Flashes of irreverence and quiet beauty are interspersed with lyrical passages.
Deep inside the cacophony of Mumbai lies a dense green patch that has stood firm against the relentless assault of the urban jungle. It keeps to itself; it contains its secrets well. This is the 55-acre estate that holds the Parsi dakhma or Towers of Silence, where the community brings its dead, to be returned to the elements. The estate also houses the khandhias or corpse bearers who ferry the bodies in their final stretch into a tower, for “the banquet of the birds”, to be devoured by vultures.
Not the most salubrious setting, perhaps, for a romance. The pall of death hangs over the woods and Mistry’s novel, spun around an all-too-brief love story, is expectedly suffused with loss; an aching longing surfaces now and then like a phantom that refuses to go away. But, amid the corpses and prayers, the tale has its flashes of dark irreverence and raucousness, quiet beauty and reflective moments.
Mistry uses the romance interrupted by death to ask the big questions: What happens to us after we’re dead? And what do you choose to believe in when alive? What do you make of the “... abominable lack of any higher meaning or significance to life, entirely at the mercy as it is of random death”? And how do you explain the great social inequities that persist? (He sets the story against the backdrop of the Independence movement, the nation’s cry for freedom and justice reflected in the khandhias’ own quest for liberation.)
Mistry has created an apt platform for these questions with a storyline based on a real-life tale he came across during his research for a film that was never made. The khandhias are a small sub-caste of Parsis, in which in-breeding has wrought its problems, compounded by their isolation because the Parsis consider dead matter unclean. Though Phiroze Elchidana, the novel’s narrator, is a nussesalar and ranks higher than a khandhia, he tells us: “You could say that as a nussesalar, I am a glorified untouchable.”
The job is largely hereditary but Elchidana, son of a revered head-priest of a fire temple, chooses to become one because it’s the only way he can marry his love, Sepideh or Seppy, daughter of a khandhia. She dies, bitten by a snake in the woods, when their daughter is three years old. The impact of her loss suffuses the novel and we constantly hear about her though we see precious little of her ourselves (one of the factors that leads to some dissatisfaction.)
Mistry weaves his dilemmas into a novel that is, thank God, not unduly melancholic; talk of death is invariably interspersed with imprecations and irreverence, much in the style of the community he’s writing about; the book’s khandhias are a scatological, garrulous lot. Phiroze himself is a rebel who visits gambling dens and brothels — without his pious family’s knowledge, of course.
He also manages to bunk school regularly and has no interest in matters scholastic. And therein lies another problem.
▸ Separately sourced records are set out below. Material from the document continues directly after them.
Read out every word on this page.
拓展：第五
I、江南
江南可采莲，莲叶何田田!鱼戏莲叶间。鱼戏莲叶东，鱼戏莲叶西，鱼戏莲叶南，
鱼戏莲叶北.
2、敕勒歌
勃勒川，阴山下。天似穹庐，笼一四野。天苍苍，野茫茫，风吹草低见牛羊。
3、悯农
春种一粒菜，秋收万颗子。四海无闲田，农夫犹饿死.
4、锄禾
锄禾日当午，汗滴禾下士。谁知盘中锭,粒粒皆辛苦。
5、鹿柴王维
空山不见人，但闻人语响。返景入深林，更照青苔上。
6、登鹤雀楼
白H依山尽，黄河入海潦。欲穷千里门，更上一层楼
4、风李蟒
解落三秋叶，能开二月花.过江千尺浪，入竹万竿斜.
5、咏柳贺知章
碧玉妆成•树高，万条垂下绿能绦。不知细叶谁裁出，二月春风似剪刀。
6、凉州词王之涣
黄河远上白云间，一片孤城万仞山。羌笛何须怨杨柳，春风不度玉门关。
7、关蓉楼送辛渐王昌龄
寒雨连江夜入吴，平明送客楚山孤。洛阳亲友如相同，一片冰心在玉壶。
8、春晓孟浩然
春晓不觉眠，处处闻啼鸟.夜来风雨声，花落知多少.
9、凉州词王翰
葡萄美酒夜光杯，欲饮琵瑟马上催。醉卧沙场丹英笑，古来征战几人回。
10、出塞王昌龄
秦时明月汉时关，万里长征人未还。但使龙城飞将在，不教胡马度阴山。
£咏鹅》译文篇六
Phiroze, who professes to be not the most intellectual or sophisticated of men, speaks with a voice that is sometimes exceedingly formal, sometimes elegant and poetic. You first savour the lyrical passages, then try to reconcile them with the character drawn out for you.
I also thought the ending was a bit of a letdown, though I have to concede it might work for others. By the time you reach end-point, however, you’ve probably got used to those mixed feelings.
The Chronicle of a Corpse Bearer, Cyrus Mistry, Aleph Book Company, p.247, Rs.495.